Two years later, Eva grows very ill and dies. Due to this, Augustine decides to free Uncle Tom. But Augustine is stabbed to death unable to free Tom. Marie St. Claire sells Tom to a cruel plantation owner, Simon Legree. Uncle Tom meets Legree’s sex slaves, Cassy and Emmeline. He encourages both ladies to escape, in which they did. Legree orders his oversees to beat Tom after refusing to tell where the two ladies escaped. When he is near death, George Shelby arrives with money to buy Tom, but he is too late. The story ends where Cassy realizes that Eliza is her long-lost daughter. The family decides to move to Liberia. George frees all of his remaining slaves in honor of Uncle Tom’s memory.
After the publication of Uncle Tom’s Cabin, it was banned in the South for being anti-slavery.

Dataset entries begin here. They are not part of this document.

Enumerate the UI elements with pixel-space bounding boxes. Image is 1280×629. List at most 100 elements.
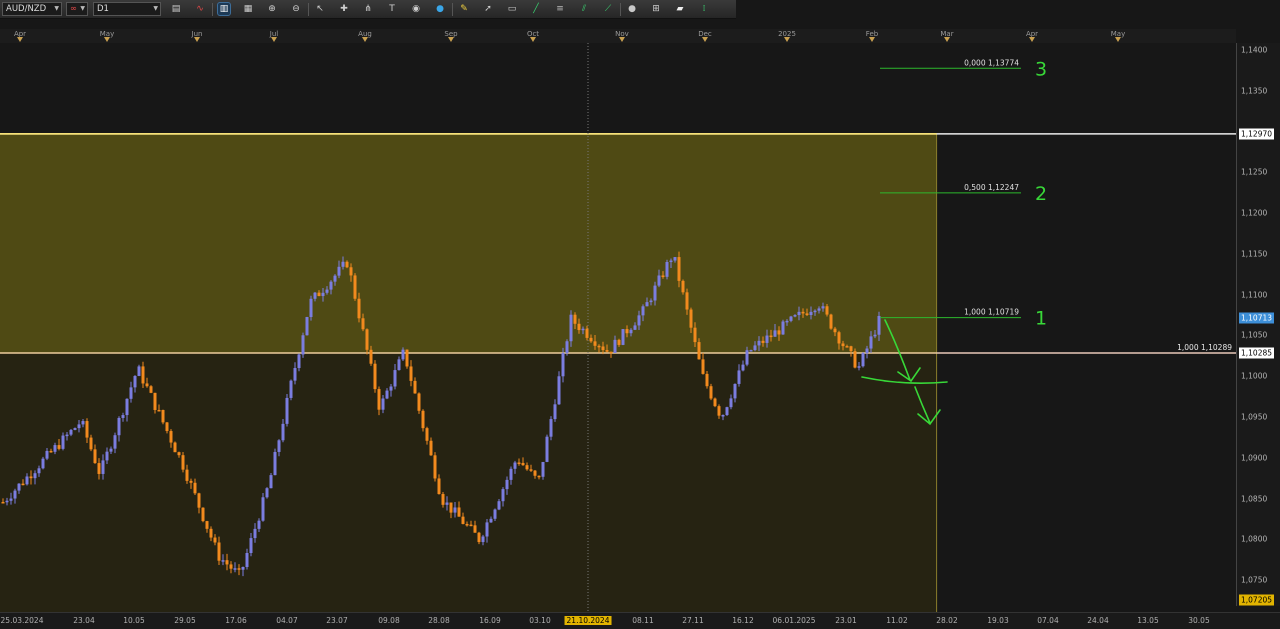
candle-bull: [501, 489, 505, 502]
candle-bear: [217, 542, 221, 561]
fib-level-label: 0,000 1,13774: [964, 58, 1019, 67]
candle-bull: [757, 340, 761, 346]
candle-bull: [745, 350, 749, 365]
price-axis[interactable]: 1,1400 1,1350 1,1250 1,1200 1,1150 1,1100 1,10…: [1236, 43, 1280, 606]
candle-bear: [425, 428, 429, 441]
candle-bull: [877, 315, 881, 335]
candle-bear: [469, 524, 473, 527]
candle-bull: [821, 306, 825, 309]
candle-bear: [661, 275, 665, 277]
candle-bull: [121, 415, 125, 418]
candle-bull: [613, 339, 617, 353]
price-tag-line-lower: 1,10285: [1239, 347, 1275, 359]
candle-bear: [825, 306, 829, 315]
candle-bull: [641, 306, 645, 316]
candle-bull: [749, 350, 753, 352]
candle-bear: [705, 373, 709, 387]
candle-bear: [165, 422, 169, 432]
date-label: 09.08: [378, 616, 400, 625]
candle-bull: [445, 502, 449, 505]
candle-bull: [325, 289, 329, 293]
candle-bear: [585, 328, 589, 338]
candle-bear: [149, 386, 153, 393]
candle-bear: [21, 483, 25, 486]
candle-bear: [589, 337, 593, 342]
candle-bear: [93, 449, 97, 464]
candle-bear: [601, 346, 605, 351]
candle-bear: [317, 292, 321, 297]
candle-bull: [393, 370, 397, 387]
candle-bull: [481, 536, 485, 543]
price-label: 1,0750: [1241, 575, 1268, 585]
candle-bull: [297, 354, 301, 369]
candle-bear: [369, 349, 373, 364]
candle-bull: [861, 353, 865, 367]
price-label: 1,0850: [1241, 494, 1268, 504]
candle-bull: [633, 325, 637, 330]
candle-bull: [109, 448, 113, 452]
handwritten-annotation: 3: [1035, 58, 1047, 80]
price-label: 1,0800: [1241, 534, 1268, 544]
candle-bear: [349, 267, 353, 276]
candle-bull: [493, 509, 497, 519]
price-label: 1,1200: [1241, 208, 1268, 218]
candle-bear: [517, 462, 521, 465]
candle-bear: [837, 332, 841, 344]
candle-bull: [337, 266, 341, 276]
price-label: 1,1000: [1241, 371, 1268, 381]
candle-bull: [809, 311, 813, 316]
candle-bear: [473, 525, 477, 533]
candle-bull: [797, 311, 801, 316]
candle-bull: [545, 436, 549, 462]
candle-bear: [49, 450, 53, 453]
price-label: 1,1250: [1241, 167, 1268, 177]
candle-bear: [181, 455, 185, 470]
price-tag-line-upper: 1,12970: [1239, 128, 1275, 140]
candle-bull: [221, 560, 225, 562]
candle-bear: [161, 409, 165, 423]
candle-bull: [285, 397, 289, 424]
candle-bull: [733, 383, 737, 399]
candle-bull: [269, 475, 273, 489]
candle-bull: [101, 460, 105, 474]
candle-bear: [689, 309, 693, 328]
date-label: 25.03.2024: [0, 616, 44, 625]
candle-bear: [197, 493, 201, 508]
candle-bull: [129, 387, 133, 399]
candle-bear: [373, 363, 377, 390]
date-label: 29.05: [174, 616, 196, 625]
candle-bear: [237, 568, 241, 570]
candle-bull: [77, 424, 81, 429]
handwritten-annotation: 1: [1035, 308, 1047, 330]
candle-bear: [29, 476, 33, 479]
candle-bull: [329, 281, 333, 290]
price-label: 1,0900: [1241, 453, 1268, 463]
candle-bull: [813, 310, 817, 313]
candle-bull: [673, 257, 677, 261]
candle-bull: [137, 366, 141, 376]
date-label: 03.10: [529, 616, 551, 625]
candle-bear: [413, 380, 417, 394]
candle-bull: [665, 262, 669, 277]
candle-bear: [829, 314, 833, 329]
candle-bull: [41, 458, 45, 469]
candle-bear: [409, 366, 413, 381]
zone-upper[interactable]: [0, 133, 937, 353]
candle-bull: [241, 566, 245, 570]
candle-bear: [605, 350, 609, 352]
candle-bull: [289, 380, 293, 398]
candle-bull: [133, 375, 137, 388]
candle-bull: [321, 292, 325, 297]
candle-bear: [849, 346, 853, 352]
candle-bull: [629, 329, 633, 334]
fib-level-label: 1,000 1,10719: [964, 308, 1019, 317]
candle-bull: [725, 407, 729, 416]
price-label: 1,1050: [1241, 330, 1268, 340]
candle-bear: [225, 560, 229, 565]
candle-bull: [37, 468, 41, 474]
candle-bull: [793, 315, 797, 317]
candle-bull: [649, 300, 653, 303]
price-chart[interactable]: 0,000 1,13774 3 0,500 1,12247 2 1,000 1,1071…: [0, 0, 1236, 612]
date-label: 11.02: [886, 616, 908, 625]
candle-bull: [873, 334, 877, 337]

During the modern era, some libraries or high schools in the United States have banned it due to “inappropriate language” such as the use of the n-word to pertain to slaves.
Book: Where the Wild Things Are
Author: Maurice Sendak
Year of Publication: 1963
Where the Wild Things Are, a children’s book, centers a young, naughty, and mischievous Max who just chased a dog with a fork. His mother calls him a “wild thing” and sends her to bed without eating dinner. Enraged and hungry, the bedroom of Max starts to turn into a jungle. A boat then appears and sails to where the wild things are, a place of huge monsters with claws and horns. Max hangs out with these monsters until he starts to miss her mother’s love. Notably, it was adapted into a film in 2009.
Where the Wild Things Are is believed to be psychologically damaging and traumatizing to children. Psychologists even dismissed it as “too dark” for children. Additionally, challenges against the book were brought up for its images of witchcraft and supernatural elements.
Book: The Words of César Chávez
Author: Cesar Chavez
Year of Publication: 2002
César Chávez is an American labor leader and civil rights activists. He is famously known for co-founding the United Farm Workers union (originally National Farm Workers Association). The Words of César Chávez is the culmination of his teachings, researches, lectures, and writings in 25 years.
The banning of The Words of César Chávez became controversial when Tucson Unified School District completely disband its Mexican-American Studies program. It was dismissed as racially divisive which is against a state law. Moreover, it “promoted racism and classicism against Anglos.”